Shock and awe.
That’s what the European central bankers hoped to produce with their trillion dollar plan. On the face of it, they did just that. Global markets recovered about 5%, or half of the $3.7 trillion decline they’ve seen since the debt crisis hit the markets late last month. Some say the bailout doesn’t have enough teeth to force fiscal restructuring; some say they’ve come too late in the process. But no one has said it isn’t enough.
The Euro-zone has an economy almost the US. And their aggregate level of public indebtedness is about the same as ours. Now they’ve come up with a plan bigger than our TARP fund to shore up the finances of the marginal countries that threaten the Euro as a currency. This isn’t unreasonable. The TARP worked to stabilize the banks. This just might work, too.
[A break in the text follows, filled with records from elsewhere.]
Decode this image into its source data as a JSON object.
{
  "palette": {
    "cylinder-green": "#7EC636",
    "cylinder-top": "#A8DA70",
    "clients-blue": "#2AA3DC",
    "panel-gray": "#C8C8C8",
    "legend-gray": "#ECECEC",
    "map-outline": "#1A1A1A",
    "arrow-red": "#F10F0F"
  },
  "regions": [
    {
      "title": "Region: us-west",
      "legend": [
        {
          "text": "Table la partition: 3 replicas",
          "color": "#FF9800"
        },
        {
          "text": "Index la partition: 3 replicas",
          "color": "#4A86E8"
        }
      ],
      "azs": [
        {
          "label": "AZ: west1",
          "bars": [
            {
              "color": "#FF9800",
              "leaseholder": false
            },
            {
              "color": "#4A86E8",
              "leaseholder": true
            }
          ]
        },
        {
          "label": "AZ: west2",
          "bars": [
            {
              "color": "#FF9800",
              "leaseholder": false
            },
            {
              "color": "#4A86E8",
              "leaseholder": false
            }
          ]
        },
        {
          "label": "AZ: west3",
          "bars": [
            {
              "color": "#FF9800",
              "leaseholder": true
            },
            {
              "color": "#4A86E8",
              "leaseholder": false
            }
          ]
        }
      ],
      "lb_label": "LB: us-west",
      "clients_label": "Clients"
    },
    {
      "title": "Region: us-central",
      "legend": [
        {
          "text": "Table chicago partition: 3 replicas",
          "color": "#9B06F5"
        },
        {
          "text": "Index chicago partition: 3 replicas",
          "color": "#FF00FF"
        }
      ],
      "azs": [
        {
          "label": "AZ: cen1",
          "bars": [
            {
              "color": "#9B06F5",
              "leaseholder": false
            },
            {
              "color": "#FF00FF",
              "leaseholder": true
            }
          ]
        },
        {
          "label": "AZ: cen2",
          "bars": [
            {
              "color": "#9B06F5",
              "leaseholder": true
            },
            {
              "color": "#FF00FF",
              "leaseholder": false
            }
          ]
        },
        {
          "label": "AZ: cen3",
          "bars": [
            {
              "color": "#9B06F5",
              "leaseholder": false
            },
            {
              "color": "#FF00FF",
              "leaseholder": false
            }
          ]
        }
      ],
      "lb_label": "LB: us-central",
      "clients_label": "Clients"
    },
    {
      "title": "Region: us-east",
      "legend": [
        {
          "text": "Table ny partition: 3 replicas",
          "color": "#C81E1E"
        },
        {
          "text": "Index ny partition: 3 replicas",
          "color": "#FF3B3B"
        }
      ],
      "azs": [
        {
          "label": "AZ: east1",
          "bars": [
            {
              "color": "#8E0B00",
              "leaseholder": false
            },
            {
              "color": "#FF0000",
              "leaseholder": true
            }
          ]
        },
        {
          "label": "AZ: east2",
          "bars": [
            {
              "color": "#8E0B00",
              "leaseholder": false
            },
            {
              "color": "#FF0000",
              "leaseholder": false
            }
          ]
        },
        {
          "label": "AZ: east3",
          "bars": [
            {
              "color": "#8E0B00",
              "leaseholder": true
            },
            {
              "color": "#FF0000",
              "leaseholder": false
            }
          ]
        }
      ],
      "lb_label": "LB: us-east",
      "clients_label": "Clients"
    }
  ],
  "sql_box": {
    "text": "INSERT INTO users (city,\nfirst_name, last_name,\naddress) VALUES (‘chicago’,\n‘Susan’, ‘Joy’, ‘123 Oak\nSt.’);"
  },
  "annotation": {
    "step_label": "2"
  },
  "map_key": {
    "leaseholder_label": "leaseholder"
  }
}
Now investors can focus on what the global economy is doing. In the US we’re moving up the slope of our “U-shaped” recovery, as more employment begets more employment. In Europe the signs are encouraging as well. In beleaguered Spain, electricity consumption is up 5% over a year ago, a solid indicator of growth in a country with 20% unemployment.
Fears that a financial meltdown in Europe could lead to the Crash 2.0 have, for now, been stemmed by this aggressive plan. Let’s hope that this long-running Greek tragedy can have a happy ending.